The event runs until Sunday at the Central Harbourfront with over 300 booths offering food and drink.

One of those reappearing at the festival is MyiCellar, which specialises in Kweizhou Zhenjiu.

Co-founder Tomy Wu said his company is eyeing a 30-to-50 percent increase in business amid the growing popularity of Chinese baijiu.

“More and more people know about baijiu, so we expect the revenue and sales to increase quite significantly, compared with last year,” Wu said.

“We expect, in the long run, sales to increase, because the lower tax rate is beneficial to those middle- to high-end products. Very likely, we will also use the tax cut to decrease the price of the products.”

For the first time, the festival features exhibition areas about the United Kingdom, Australia, Chile and Thailand.

Tracy Cheung, senior brand manager of Edrington Hong Kong, is optimistic about the company’s debut at the festival.

“We expect there will be quite a lot of customers interested in the products because this is the first time we have a ‘UK Pavilion’ at the Wine and Dine Festival, and it’s also our first time to participate in this big festival,” Cheung said.

“We are expecting roughly 1,000 to 2,000 cocktails per day.”

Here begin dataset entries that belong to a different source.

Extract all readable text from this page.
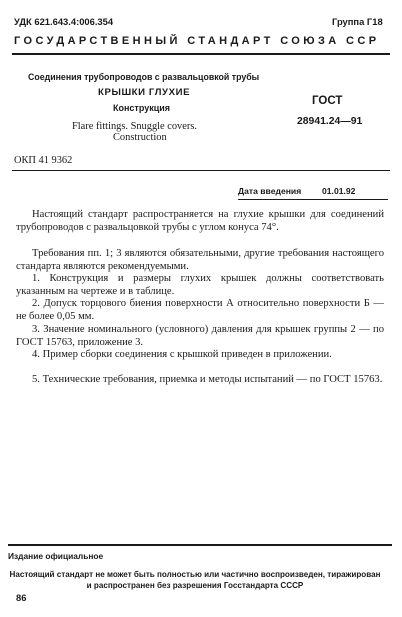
УДК 621.643.4:006.354	Группа Г18
ГОСУДАРСТВЕННЫЙ СТАНДАРТ СОЮЗА ССР
Соединения трубопроводов с развальцовкой трубы
КРЫШКИ ГЛУХИЕ
Конструкция
Flare fittings. Snuggle covers.
Construction
ГОСТ
28941.24—91
ОКП 41 9362
Дата введения 01.01.92
Настоящий стандарт распространяется на глухие крышки для соединений трубопроводов с развальцовкой трубы с углом конуса 74°.
Требования пп. 1; 3 являются обязательными, другие требования настоящего стандарта являются рекомендуемыми.
1. Конструкция и размеры глухих крышек должны соответствовать указанным на чертеже и в таблице.
2. Допуск торцового биения поверхности А относительно поверхности Б — не более 0,05 мм.
3. Значение номинального (условного) давления для крышек группы 2 — по ГОСТ 15763, приложение 3.
4. Пример сборки соединения с крышкой приведен в приложении.
5. Технические требования, приемка и методы испытаний — по ГОСТ 15763.
Издание официальное
Настоящий стандарт не может быть полностью или частично воспроизведен, тиражирован и распространен без разрешения Госстандарта СССР
86
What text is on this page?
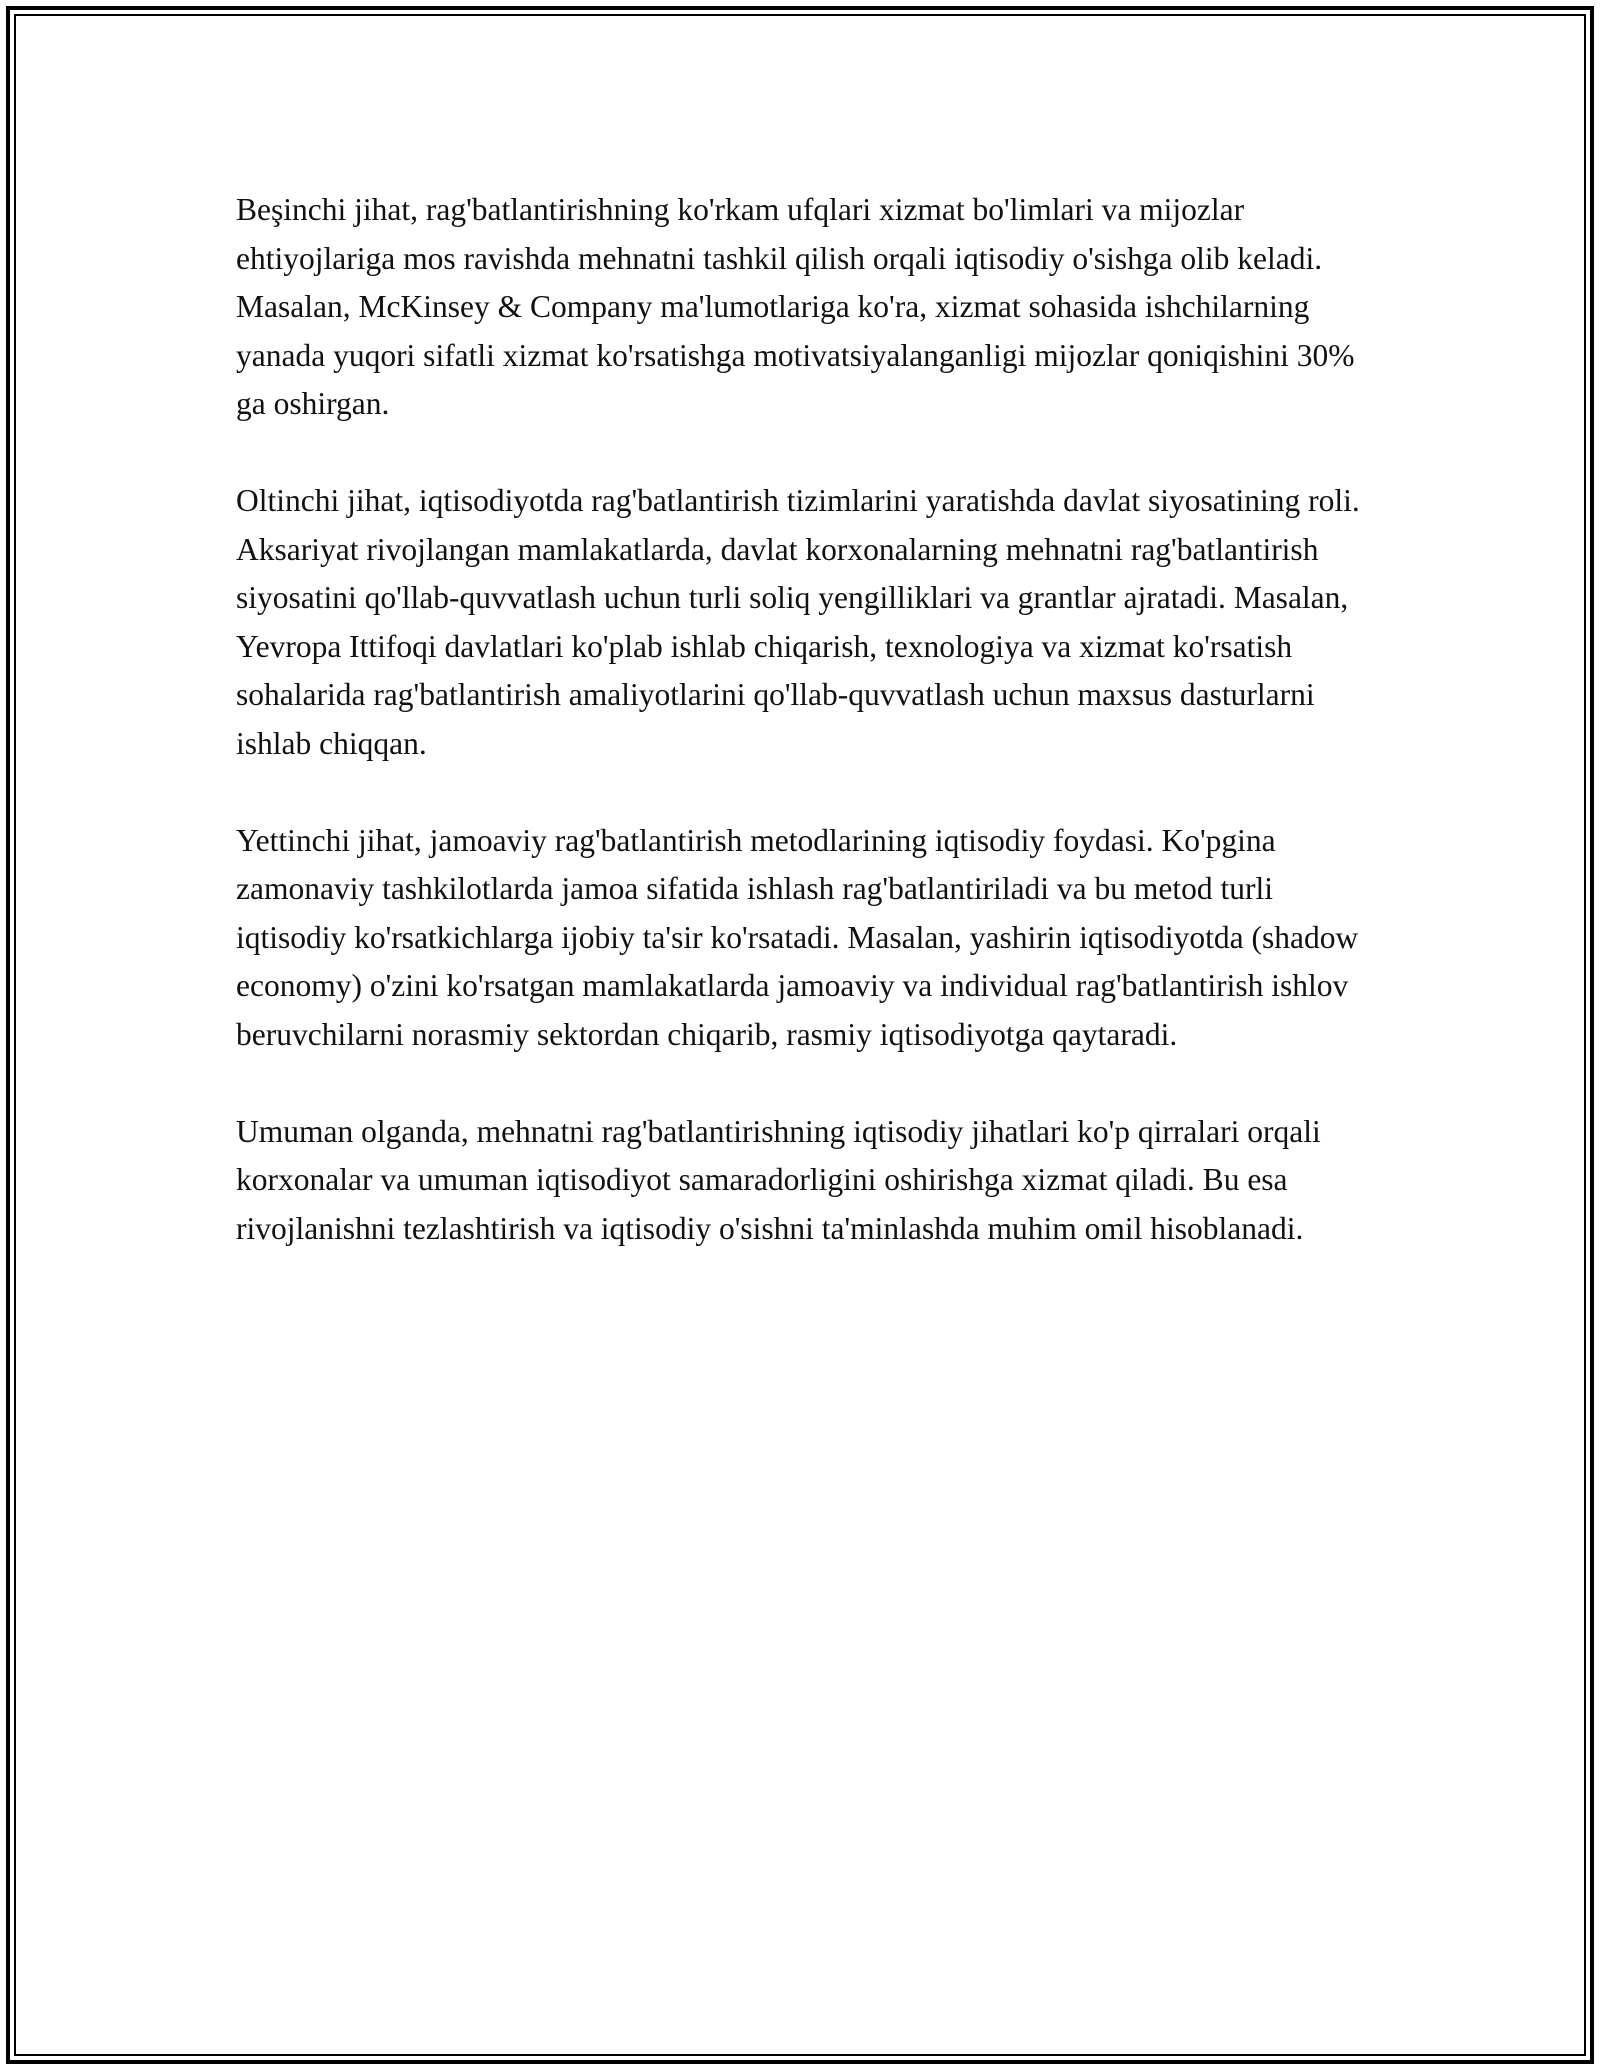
Beşinchi jihat, rag'batlantirishning ko'rkam ufqlari xizmat bo'limlari va mijozlar ehtiyojlariga mos ravishda mehnatni tashkil qilish orqali iqtisodiy o'sishga olib keladi. Masalan, McKinsey & Company ma'lumotlariga ko'ra, xizmat sohasida ishchilarning yanada yuqori sifatli xizmat ko'rsatishga motivatsiyalanganligi mijozlar qoniqishini 30% ga oshirgan.

Oltinchi jihat, iqtisodiyotda rag'batlantirish tizimlarini yaratishda davlat siyosatining roli. Aksariyat rivojlangan mamlakatlarda, davlat korxonalarning mehnatni rag'batlantirish siyosatini qo'llab-quvvatlash uchun turli soliq yengilliklari va grantlar ajratadi. Masalan, Yevropa Ittifoqi davlatlari ko'plab ishlab chiqarish, texnologiya va xizmat ko'rsatish sohalarida rag'batlantirish amaliyotlarini qo'llab-quvvatlash uchun maxsus dasturlarni ishlab chiqqan.

Yettinchi jihat, jamoaviy rag'batlantirish metodlarining iqtisodiy foydasi. Ko'pgina zamonaviy tashkilotlarda jamoa sifatida ishlash rag'batlantiriladi va bu metod turli iqtisodiy ko'rsatkichlarga ijobiy ta'sir ko'rsatadi. Masalan, yashirin iqtisodiyotda (shadow economy) o'zini ko'rsatgan mamlakatlarda jamoaviy va individual rag'batlantirish ishlov beruvchilarni norasmiy sektordan chiqarib, rasmiy iqtisodiyotga qaytaradi.

Umuman olganda, mehnatni rag'batlantirishning iqtisodiy jihatlari ko'p qirralari orqali korxonalar va umuman iqtisodiyot samaradorligini oshirishga xizmat qiladi. Bu esa rivojlanishni tezlashtirish va iqtisodiy o'sishni ta'minlashda muhim omil hisoblanadi.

Unlike in the past, this year’s festival lasts for five days instead of four.

Zachary Chan, co-founder of Hong Kong Liquor Store which has joined the festival for about a decade, said the longer event will help.

“We should be able to do better sales than last year. This year, we got some new products we are promoting at our booth. We got whiskey and gin from different places. We’ll be doing a lot of cocktails. I think that’s one of the areas of growth is a lot of people are looking for cocktails. That’s one of the focuses we are doing this year,” Chan told RTHK.

“With the extra day and everything, we are hoping to do 15 percent more than we did last year overall.”

Forum Restaurant, which last took part in 2017, is expecting business to grow 30 to 40 percent.

Executive chef Adam Wong said the boost could come from people who choose to stay in Hong Kong to spend.